The Racist Within

The recent tragedy of Nido Tania sparked anger, reopened old wounds surrounding unsolved cases of similar deaths in other parts of the country, and provoked protests, both virtual and real, from Northeasterners and others alike. Social media saw many furious posts condemning the act and after much news coverage, articles and blog posts later, racism still stands tall. Unfazed.
 
Racism is still with us. But it is upto us to prepare our children for what they have to meet, and, hopefully, we shall overcome.
~ Rosa Parks
 
India ranks 10th among the World’s most racist countries, and this racism is not directed only against the people from the Northeast. This country has a bloodied record of rife racism, be it the cut-throat North-South superiority competition, Bihari xenophobia, or the Shiv Senas’ only aim being to oust people from Uttar Pradesh and Bihar from their land. Racism in India is multi-faceted and it has taken a lethal turn for worse by mixing with politics and religion, thereby putting secularism at stake. The perpetual Hindu-Muslim divide, Delhi riots of 1984,  Gujarat riots of 2002, Assam violence in Kokrajhar in 2012 and recent Muzaffarnagar riots in august 2013 all show how it has continued to grow and morph into even more uglier forms.

The tragic night of January 29, when 19 year old Nido fell prey to his perpetrators, following his demise the next day, has set every Northeastern on this war for our identities. Developments show how the issue of racism in many metropolitan cities has escalated from mere eve teasing and name calling to physical attacks and now, deaths. How can we stay silent, when all our lives, we’ve been taught to be unique, different and celebrate our individualism, but racism has become the very enemy attacking these aspects?

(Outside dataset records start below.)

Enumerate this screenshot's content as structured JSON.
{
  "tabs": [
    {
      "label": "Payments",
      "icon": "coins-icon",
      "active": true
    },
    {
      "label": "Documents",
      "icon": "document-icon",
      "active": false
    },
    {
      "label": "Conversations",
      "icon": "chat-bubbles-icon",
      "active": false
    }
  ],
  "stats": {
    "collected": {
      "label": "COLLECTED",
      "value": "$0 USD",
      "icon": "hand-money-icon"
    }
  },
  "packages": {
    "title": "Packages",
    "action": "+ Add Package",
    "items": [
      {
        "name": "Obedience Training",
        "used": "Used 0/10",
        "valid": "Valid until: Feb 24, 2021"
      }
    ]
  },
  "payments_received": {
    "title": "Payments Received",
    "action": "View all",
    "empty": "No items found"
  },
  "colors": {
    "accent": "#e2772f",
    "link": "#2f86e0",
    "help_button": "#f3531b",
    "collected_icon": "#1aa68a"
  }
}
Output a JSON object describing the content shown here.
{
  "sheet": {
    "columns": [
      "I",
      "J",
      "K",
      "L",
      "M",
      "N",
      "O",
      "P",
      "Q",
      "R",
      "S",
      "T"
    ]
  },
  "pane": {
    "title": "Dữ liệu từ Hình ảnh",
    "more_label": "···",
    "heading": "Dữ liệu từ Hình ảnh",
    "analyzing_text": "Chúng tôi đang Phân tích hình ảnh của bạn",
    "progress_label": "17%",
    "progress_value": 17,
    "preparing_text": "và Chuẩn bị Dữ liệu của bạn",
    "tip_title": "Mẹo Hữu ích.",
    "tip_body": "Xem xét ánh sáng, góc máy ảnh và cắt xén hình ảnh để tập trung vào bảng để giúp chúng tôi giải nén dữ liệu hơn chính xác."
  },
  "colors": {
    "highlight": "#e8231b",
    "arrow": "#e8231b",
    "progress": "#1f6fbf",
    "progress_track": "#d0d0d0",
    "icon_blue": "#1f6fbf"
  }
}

While the fight to be recognised continues, let us stop pretending that racism does not exist among us, the Northeast. We have limited racism as to only being called chinky, chinese or nepali by “mainland” Indians, and overlooking the racism that we propagate. Do you recognise that familiar feeling of superiority that creeps into us when we meet someone who is a Manipuri Naga, all because he is not a “true” Naga, or another fellow Northeast who is not fashionably up-to-date, or cannot speak proficient English? Or for that matter, even in our daily encounters, when we (un)intentionally feel racially superior for being an Angami, Ao, Lotha or Sema over all the other so-called “backward” tribes.

The state now witnesses events, which are better forgotten, marked with underlying racist motives and inter-tribal fights for superiority. We pass remarks laced with racist connotations to one another to establish ethnic superiority and remind people their social standing. Let us not mistake these racial and ethnic superiority for anything else, because this, is also racism. And, before we continue to fight and blame the “mainland” racist Indians in the metropolitan cities, let us not ignore the racist within each of us. These racist attitudes of ours scarily make us like one of them. How, I ask now, are we different from them?

Until this philosophy in our heads that one race is superior than the other is changed and permanently removed, we will continue to practice racism, multiply it and pass them on to our children and them, to their children. There can never be any progress or growth of our people with such vices existing among us. We are only hypocrites if we continue to cry racism to those who hurl insults and blows to our people outside, while we practice the same amongst ourselves. Look at us trying to clean the plank out of another person’s eye while ignoring our own. Haven’t we become the pots who called the kettle black!